Я (потому что это опять я, а кто же еще?) выныриваю из метро и перевожу дух.

Я имею на это право, потому что время, которое я провела под землей, было не самым приятным в моей жизни. Я прижимала сумку крепко к себе, боясь, что ее у меня могут вырвать. Кроме того, меня могли снова оглушить, столкнуть под поезд или, на худой конец, зарезать. Для человека с моей любовью к жизни это, надо признаться, неутешительная перспектива.

Вдобавок человеческий мозг странно устроен, и, как я ни пыталась хоть на время забыть о моем деле, мысли о нем упорно продолжали лезть мне в голову. А случайно увидев свое отражение в окне вагона, я заметила кое-что, на что не обратила внимания прежде и что, по правде говоря, привело меня в еще большее бешенство, чем даже татуировка и одежда с чужого плеча.

Мне обрезали волосы!

Утром они доходили почти до середины спины. Теперь то, что у меня осталось, едва прикрывало шею и, мало того, было стянуто в короткий тугой хвостик, перевязанный мягкой резинкой.

Это было последней каплей. Мне захотелось плакать. Я запустила пальцы в бедные огрызки, которые у меня еще оставались, растрепала прическу, содрала гнусную резинку и швырнула ее на пол. Потом я подумала, что она может пригодиться как вещественное доказательство, подобрала ее и машинально открыла сумку, чтобы положить улику внутрь. Из глубины сумки на меня холодно блеснул пистолет, о котором я уже успела забыть. Клянусь, я едва не закричала от ужаса.

Я призвала себя к порядку. Господи, я же вовсе не героиня по натуре! До недавнего времени я мечтала прожить свою жизнь, по возможности как можно меньше страдая и не причиняя страданий другим. Можете обвинять меня в том, что я старалась плыть по течению. Вам это сделать легко – вы же совсем не знаете меня.

Итак, я взяла себя в руки (очень крепко) и попыталась расставить все части головоломки по своим местам. Я не помнила моего похитителя или похитителей, но все указывало на то, что для сумасшедших они действовали чересчур изощренно. Что они сделали со мной, я знала, по крайней мере, отчасти. Что они собирались сделать…

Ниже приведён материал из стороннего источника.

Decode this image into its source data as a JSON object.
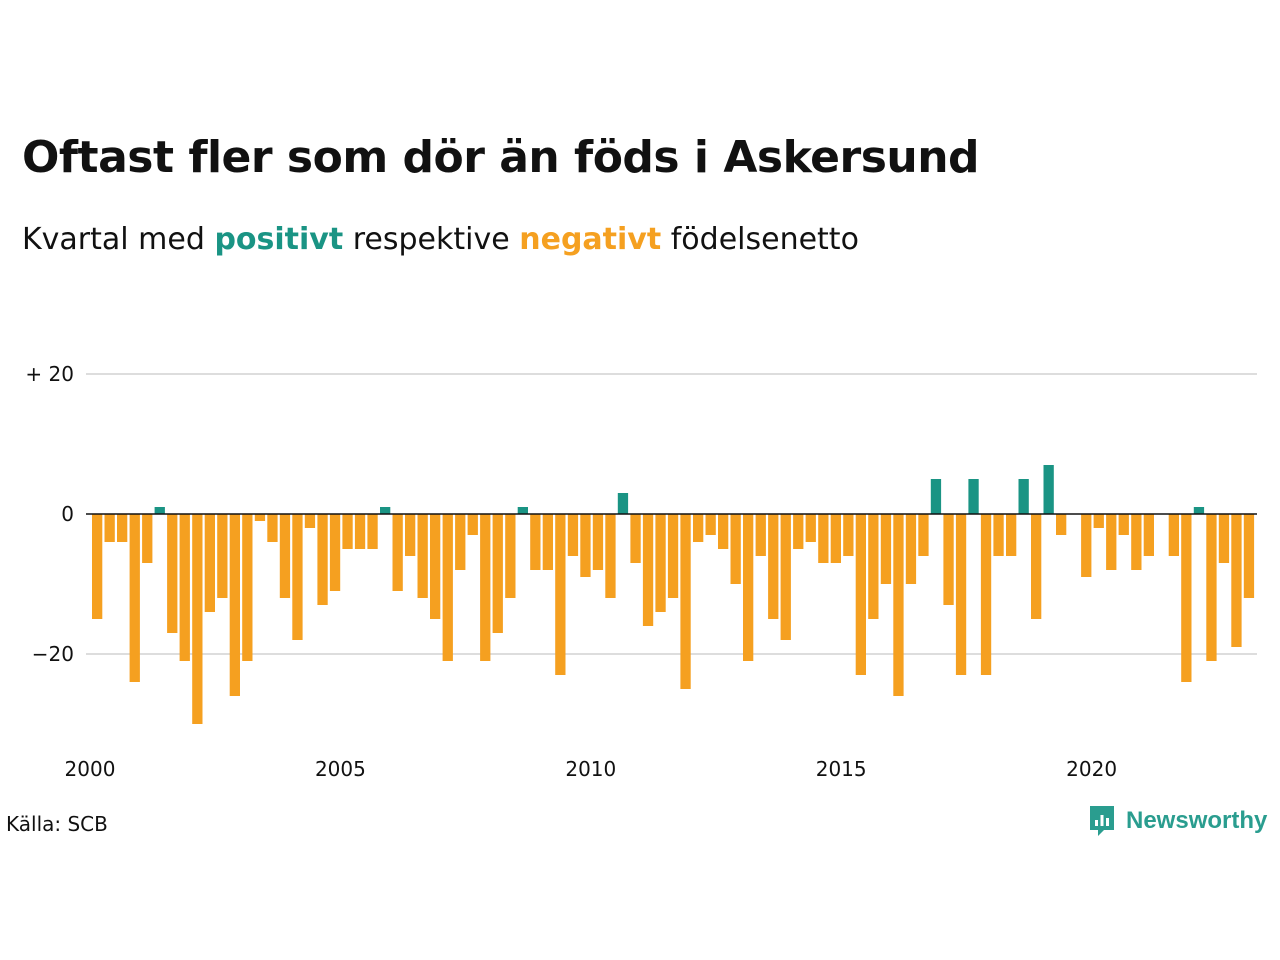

Тут состав дернулся, как в эпилептическом припадке, и остановился. Я поглядела на синюю табличку с названием и обнаружила, что едва не прозевала свою станцию. Схватив с сиденья сумку, я ринулась к выходу и кое-как протиснулась в уже закрывающиеся двери. Уф.

Наверху моросил дождь, но только так, для виду, и я обрадовалась, потому что люблю дождь, и легкие сиреневые сумерки, и дома, еще помнящие прекрасную эпоху и дам в пышных шляпках. По французскому обычаю почти на всех зданиях бульвара, по которому я шла, имелись таблички с именами архитекторов и дат постройки. И…

Вспомнила. Мы с Денисом гуляли сегодня по этому бульвару. И я прекрасно знаю этот дом, украшенный лепниной, потому что уже фотографировала его. Мы вышли из отеля, взяв с собой карту Парижа, и отправились бродить. И хотя район довольно скромный, а отель всего лишь две звезды, в номере обнаружился бесплатный вай-фай, который в иных странах и в четырехзвездочных отелях не сыщешь. Вернее, сыщешь, но только за дополнительную плату.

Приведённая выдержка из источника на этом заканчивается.